INDIANAPOLIS | State lawmakers will return to the Capitol to begin crafting a new state budget on June 11 -- four days earlier than expected.

"Let's get on with it," Gov. Mitch Daniels said Tuesday after announcing a special session start well ahead of the June 30 expiration of the current budget. "If it takes that long, that's OK. But maybe we can beat that."

MORE:View spending changes that Gov. Mitch Daniels proposes for the Indiana's next two-year state budget.

The Republican governor went before a committee of top legislators Tuesday to explain details of the spending plan he debuted in a televised speech the night before.

The nitty-gritty proved not so nice for poverty-stricken school districts, with one top Democrat suggesting the governor's education funding formula would decimate schools in Gary and Indianapolis.

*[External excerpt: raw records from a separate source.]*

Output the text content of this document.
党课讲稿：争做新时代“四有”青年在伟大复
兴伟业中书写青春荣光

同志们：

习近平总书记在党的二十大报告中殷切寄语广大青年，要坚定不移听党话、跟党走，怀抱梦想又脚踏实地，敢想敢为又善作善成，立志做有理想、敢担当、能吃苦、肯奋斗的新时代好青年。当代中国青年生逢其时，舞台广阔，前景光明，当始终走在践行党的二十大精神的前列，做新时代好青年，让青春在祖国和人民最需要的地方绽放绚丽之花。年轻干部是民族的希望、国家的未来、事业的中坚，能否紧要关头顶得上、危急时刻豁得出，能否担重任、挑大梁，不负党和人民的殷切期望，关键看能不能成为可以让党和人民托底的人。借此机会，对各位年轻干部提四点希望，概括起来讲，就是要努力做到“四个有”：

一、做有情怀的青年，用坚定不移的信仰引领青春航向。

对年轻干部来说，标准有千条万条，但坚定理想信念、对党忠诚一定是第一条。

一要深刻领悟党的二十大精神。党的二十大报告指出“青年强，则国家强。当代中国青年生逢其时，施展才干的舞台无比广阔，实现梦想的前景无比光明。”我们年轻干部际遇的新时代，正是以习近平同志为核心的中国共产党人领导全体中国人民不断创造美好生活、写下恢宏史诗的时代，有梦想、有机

But the budget plan would provide the full $14 million requested to complete Little Calumet River flood protection levees.

"As soon as I found it I went and thanked the governor," said Sen. Frank Mrvan, D-Hammond. "He was real happy. I was happy. I thought he was gonna kiss me there."

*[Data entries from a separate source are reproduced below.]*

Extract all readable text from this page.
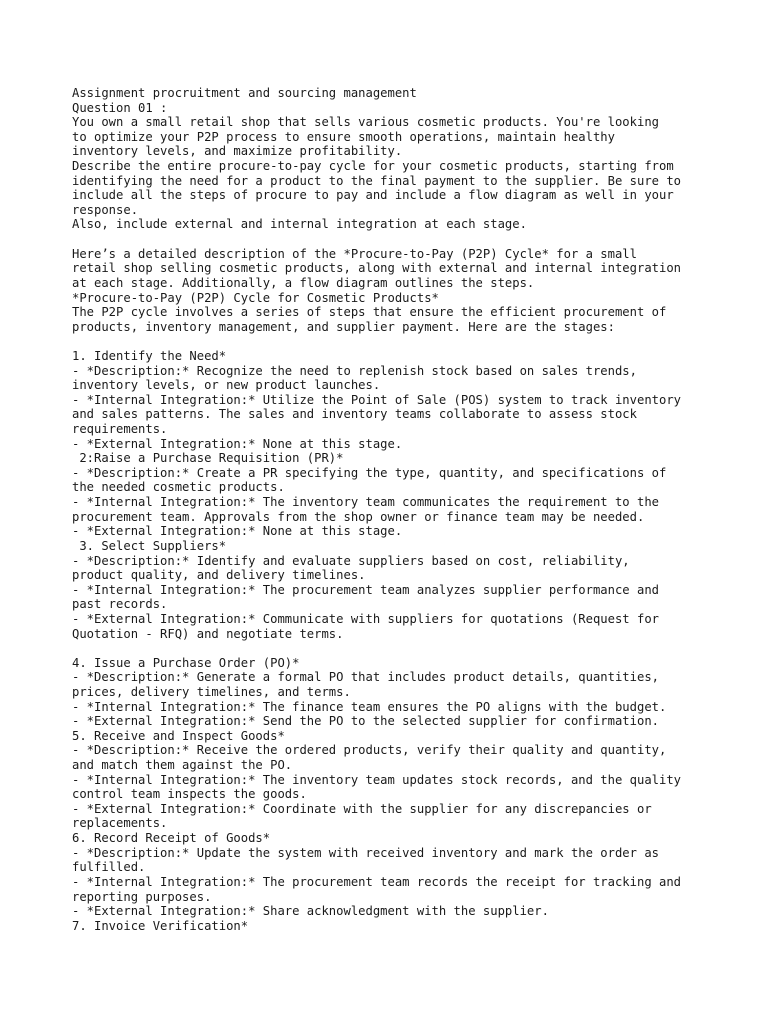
Assignment procruitment and sourcing management
Question 01 :
You own a small retail shop that sells various cosmetic products. You're looking
to optimize your P2P process to ensure smooth operations, maintain healthy
inventory levels, and maximize profitability.
Describe the entire procure-to-pay cycle for your cosmetic products, starting from
identifying the need for a product to the final payment to the supplier. Be sure to
include all the steps of procure to pay and include a flow diagram as well in your
response.
Also, include external and internal integration at each stage.
Here’s a detailed description of the *Procure-to-Pay (P2P) Cycle* for a small
retail shop selling cosmetic products, along with external and internal integration
at each stage. Additionally, a flow diagram outlines the steps.
*Procure-to-Pay (P2P) Cycle for Cosmetic Products*
The P2P cycle involves a series of steps that ensure the efficient procurement of
products, inventory management, and supplier payment. Here are the stages:
1. Identify the Need*
- *Description:* Recognize the need to replenish stock based on sales trends,
inventory levels, or new product launches.
- *Internal Integration:* Utilize the Point of Sale (POS) system to track inventory
and sales patterns. The sales and inventory teams collaborate to assess stock
requirements.
- *External Integration:* None at this stage.
2:Raise a Purchase Requisition (PR)*
- *Description:* Create a PR specifying the type, quantity, and specifications of
the needed cosmetic products.
- *Internal Integration:* The inventory team communicates the requirement to the
procurement team. Approvals from the shop owner or finance team may be needed.
- *External Integration:* None at this stage.
3. Select Suppliers*
- *Description:* Identify and evaluate suppliers based on cost, reliability,
product quality, and delivery timelines.
- *Internal Integration:* The procurement team analyzes supplier performance and
past records.
- *External Integration:* Communicate with suppliers for quotations (Request for
Quotation - RFQ) and negotiate terms.
4. Issue a Purchase Order (PO)*
- *Description:* Generate a formal PO that includes product details, quantities,
prices, delivery timelines, and terms.
- *Internal Integration:* The finance team ensures the PO aligns with the budget.
- *External Integration:* Send the PO to the selected supplier for confirmation.
5. Receive and Inspect Goods*
- *Description:* Receive the ordered products, verify their quality and quantity,
and match them against the PO.
- *Internal Integration:* The inventory team updates stock records, and the quality
control team inspects the goods.
- *External Integration:* Coordinate with the supplier for any discrepancies or
replacements.
6. Record Receipt of Goods*
- *Description:* Update the system with received inventory and mark the order as
fulfilled.
- *Internal Integration:* The procurement team records the receipt for tracking and
reporting purposes.
- *External Integration:* Share acknowledgment with the supplier.
7. Invoice Verification*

Meanwhile, the Gary Community School Corp. must prepare to turn the other cheek. Beset by falling enrollment, the district would see combined state and federal stimulus funding decline from $111 million this year to an estimated $99 million in 2011 under Daniels' budget.

"Education, unfortunately, is resource-driven," said House Ways and Means Chairman William Crawford, D-Indianapolis. "The fact they're writing off Indianapolis and Gary school systems is tragic."

While Democrats didn't raise hackles about the overall size of the two-year, $28.5 billion budget plan, they made clear that divvying up more than $6 billion a year in education funding will be a key battle.

The governor includes $400 million in federal stimulus money flowing directly to school districts when he says his budget would give schools an average increase of 2 percent in each of the next two years. Despite a per-student funding increase of $717, Gary's expected enrollment decline would result in an overall loss of $12 million a year.

In general, districts with steady or growing enrollment would fare better. Valparaiso Community Schools, for instance, would see its state support rise to $38.1 million in 2011 from $35.9 million this year, which reflects a per-student increase of $161.

State universities would face 4 percent operating budget cuts, but the governor wants to tap federal stimulus dollars to bankroll $275 million in campus repairs and renovations and $137 million for 10 new construction projects.

"Let's get busy right now," Daniels told lawmakers. "Let's pay for it in cash."

The emphasis on "shovel-ready" projects kept a $33 million replacement for Indiana University Northwest's flood-ruined Tamarack Hall off the governor's project list. Also absent is a $3.5 million annual subsidy to public broadcasting stations, including Lakeshore Public Television Channel 56.

Overall, the governor's plan portends a productive start to the special session, said Sen. Appropriations Chairman Luke Kenley, R-Noblesville. The regular session ended April 29 with bipartisan bickering and a firm stance by the spend-conscious governor.

"I feel like you've gone more than half way to meet us," Kenley told Daniels.